Veröffentlicht: 19.03.2020. Rubrik: Spannung


KILLER (2) - GROSSVATERS DACHBODEN

Die Fahrten zu meinen Großeltern waren immer etwas ganz besonderes. Jäger von Beruf, wimmelte es in ihrem Haus nur so von Trophäen. Geweihe, Felle, ausgestopfte Tiere. Und während sich die Erwachsenen stundenlang über total uninteressante Dinge unterhielten, stöberte ich am liebsten auf dem von Spinnen benetzten Dachboden herum. Den Jagdinstinkt im Blut, hatte ich bereits am ersten Tag sämtlichen Kleintieren den Garaus gemacht. Sonntags ging man in die Kirche, zum Pilze suchen in den Wald, oder auf ein Schöppchen in ein nahegelegenes Wirtshaus. Ich aber ging wieder auf meinen ach so geliebten Dachboden.
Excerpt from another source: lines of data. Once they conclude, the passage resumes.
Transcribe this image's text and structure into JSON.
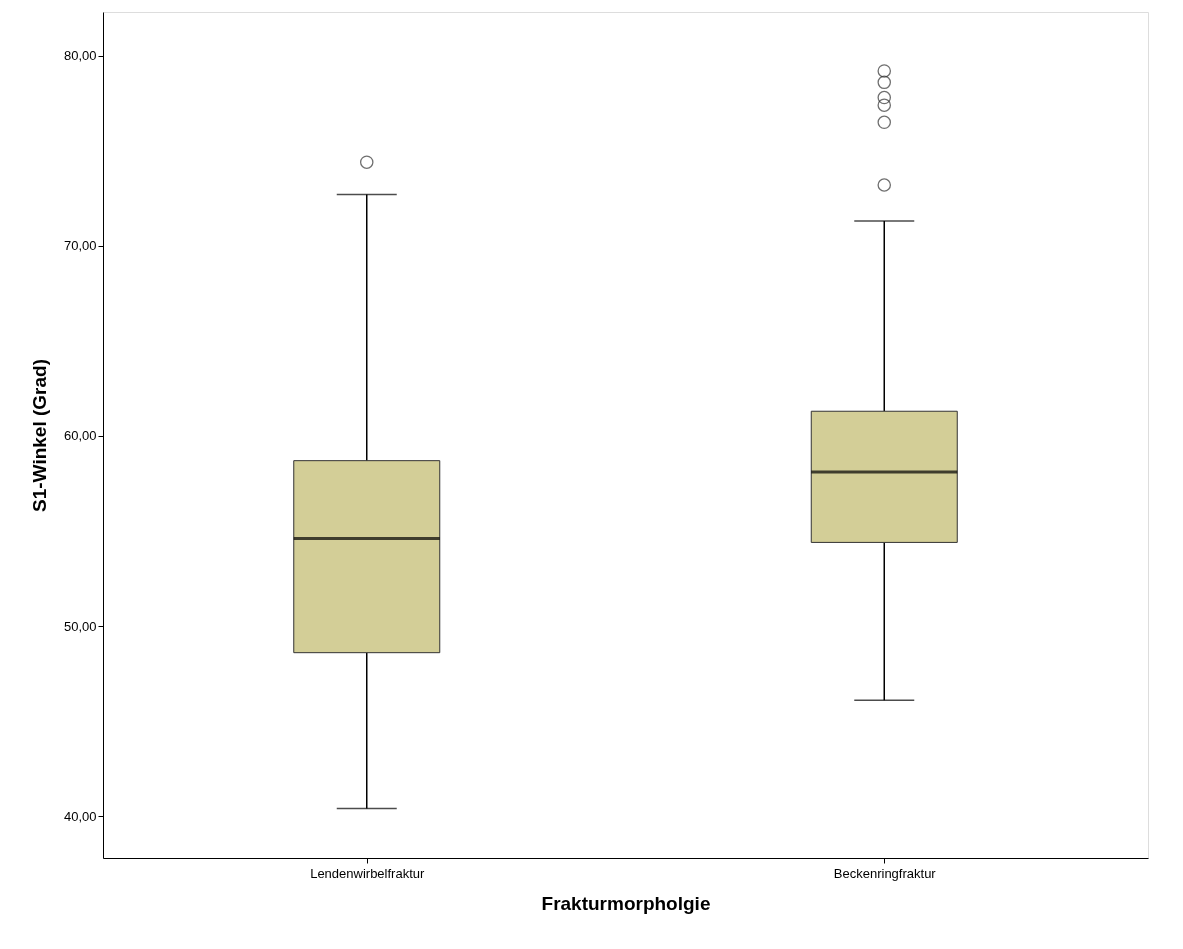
{
  "chart_data": {
    "type": "box",
    "xlabel": "Frakturmorpholgie",
    "ylabel": "S1-Winkel (Grad)",
    "categories": [
      "Lendenwirbelfraktur",
      "Beckenringfraktur"
    ],
    "boxes": [
      {
        "low": 40.4,
        "q1": 48.6,
        "median": 54.6,
        "q3": 58.7,
        "high": 72.7,
        "outliers": [
          74.4
        ]
      },
      {
        "low": 46.1,
        "q1": 54.4,
        "median": 58.1,
        "q3": 61.3,
        "high": 71.3,
        "outliers": [
          73.2,
          76.5,
          77.4,
          77.8,
          78.6,
          79.2
        ]
      }
    ],
    "color": "#d3ce97",
    "ylim": [
      37.8,
      82.3
    ],
    "yticks": [
      {
        "value": 40,
        "label": "40,00"
      },
      {
        "value": 50,
        "label": "50,00"
      },
      {
        "value": 60,
        "label": "60,00"
      },
      {
        "value": 70,
        "label": "70,00"
      },
      {
        "value": 80,
        "label": "80,00"
      }
    ],
    "grid": false
  }
}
Knarrend öffnete ich die lederne, metallbeschlagene Truhe. Der Inhalt war sauber und ordentlich verwahrt. Eine alte Uniform, Stiefel, Bücher, Bilder und eine Vielzahl kleiner Kästchen. Neugierig machte ich eins nach dem anderen auf. Und dann sah ich ihn! Einen alten, in Öltuch gewickelten Revolver, mit Schalldämpfer und Patronen. Das würden mir meine Eltern nie erlauben. Tief in meinem Rucksack verstaut, fuhren wir nach Hause.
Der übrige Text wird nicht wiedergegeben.